Toutes ces voix, des gentilles mais aussi des méchantes, comme Mademoiselle Truc. Et le fils, Monsieur Alfred, qui veut lui faire faire des choses… Et mémé, Et les sœurs de l’école…
Ils sont tous là, jacassent à n’en plus finir. Ils la fatiguent…
Mémé lui avait dit « Oh, tu as le diable dans le ventre… ».
« C’est pire, Mémé, maintenant il est remonté dans ma tête… »
C’est bien, chaque psychiatre a son opinion. Elle adore le mot diagnostic. C’est classe…
« J’aimerais tant mourir, disparaître, retrouver la paix », se dit-elle.
« J’aimerais que cette machine s’arrête dans ma tête et retrouver Mémé et Madame Truc au ciel. »
« Moi aussi j’ai un dentier comme elles, on m’a arraché toutes les dents, moi aussi je suis déjà vieille à 60 ans, moi aussi je dis que je veux mourir… »
Personne ne m’entendra.
« Tu finis toujours ta vie seule, misérable et tes souffrances ne font jaser que des savants… »
Je le savais : mémé me l’avait dit.
« Pourvu que je meure bientôt…pourvu que je meure…mais ils me laisseront pas.

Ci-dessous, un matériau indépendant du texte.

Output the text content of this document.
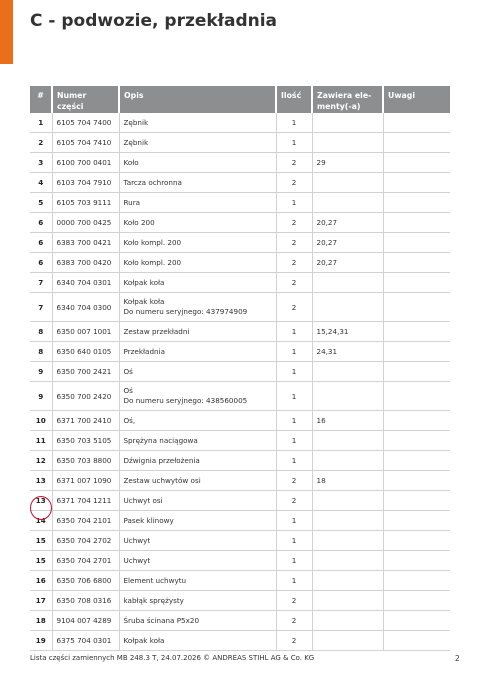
C - podwozie, przekładnia
#	Numer części	Opis	Ilość	Zawiera ele- menty(-a)	Uwagi
1	6105 704 7400	Zębnik	1		
2	6105 704 7410	Zębnik	1		
3	6100 700 0401	Koło	2	29	
4	6103 704 7910	Tarcza ochronna	2		
5	6105 703 9111	Rura	1		
6	0000 700 0425	Koło 200	2	20,27	
6	6383 700 0421	Koło kompl. 200	2	20,27	
6	6383 700 0420	Koło kompl. 200	2	20,27	
7	6340 704 0301	Kołpak koła	2		
7	6340 704 0300	Kołpak koła
Do numeru seryjnego: 437974909	2		
8	6350 007 1001	Zestaw przekładni	1	15,24,31	
8	6350 640 0105	Przekładnia	1	24,31	
9	6350 700 2421	Oś	1		
9	6350 700 2420	Oś
Do numeru seryjnego: 438560005	1		
10	6371 700 2410	Oś,	1	16	
11	6350 703 5105	Sprężyna naciągowa	1		
12	6350 703 8800	Dźwignia przełożenia	1		
13	6371 007 1090	Zestaw uchwytów osi	2	18	
13	6371 704 1211	Uchwyt osi	2		
14	6350 704 2101	Pasek klinowy	1		
15	6350 704 2702	Uchwyt	1		
15	6350 704 2701	Uchwyt	1		
16	6350 706 6800	Element uchwytu	1		
17	6350 708 0316	kabłąk sprężysty	2		
18	9104 007 4289	Śruba ścinana P5x20	2		
19	6375 704 0301	Kołpak koła	2		
Lista części zamiennych MB 248.3 T, 24.07.2026 © ANDREAS STIHL AG & Co. KG	2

Cela les arrange trop d’être là…»
COMMENTAIRE :
Nous mesurons l’étendue de nos progrès ces vingt dernières années souvent pour le meilleur, mais bien sûr pas toujours.
Les 2 décennies précédentes (60/80), nous avions mesuré également les avancées de la loi d’humanisation des hospices.
Partageons ces perspectives avec nos équipes (l’autoflagellation a ses vertus mais son unicité la dévoie…).
Partageons l’analyse des problèmes, avant tout avec humanité. Nos incertitudes ne nous trahissent pas : elles pourraient même nous transcender…
Et puis, la connaissance « de la personne âgée » c’est aussi cela : des aphorismes qui coulent comme autant de refrains de cette chanson nostalgique qu’est la vieillesse.
Ce sont beaucoup d’incertitudes et de peurs que l’on devine sans jamais pouvoir les nommer…qui vous traversent, vous mettent à mal, vous bouleversent, vous forcent à vous armer, à vous défendre, à contre-attaquer, sous peine de tout laisser, comme Suzie…
Oui eux aussi sont traversés, pénétrés, envahis par des personnages et le sortilège perdure depuis des siècles…
Tantôt enfants, tantôt parents, tantôt autres, ils nous aiment, nous conspuent, nous jettent de l’indifférence au visage, ….ils ne nous reconnaissent plus.
Cruel destin que celui d’accompagner nos ascendants ?
On ne peut avoir le meilleur sans le pire. Ne quittons pas la blouse trop vite, quittons plutôt nos certitudes…Il est toujours temps.
Merci de vos lectures et de vos commentaires.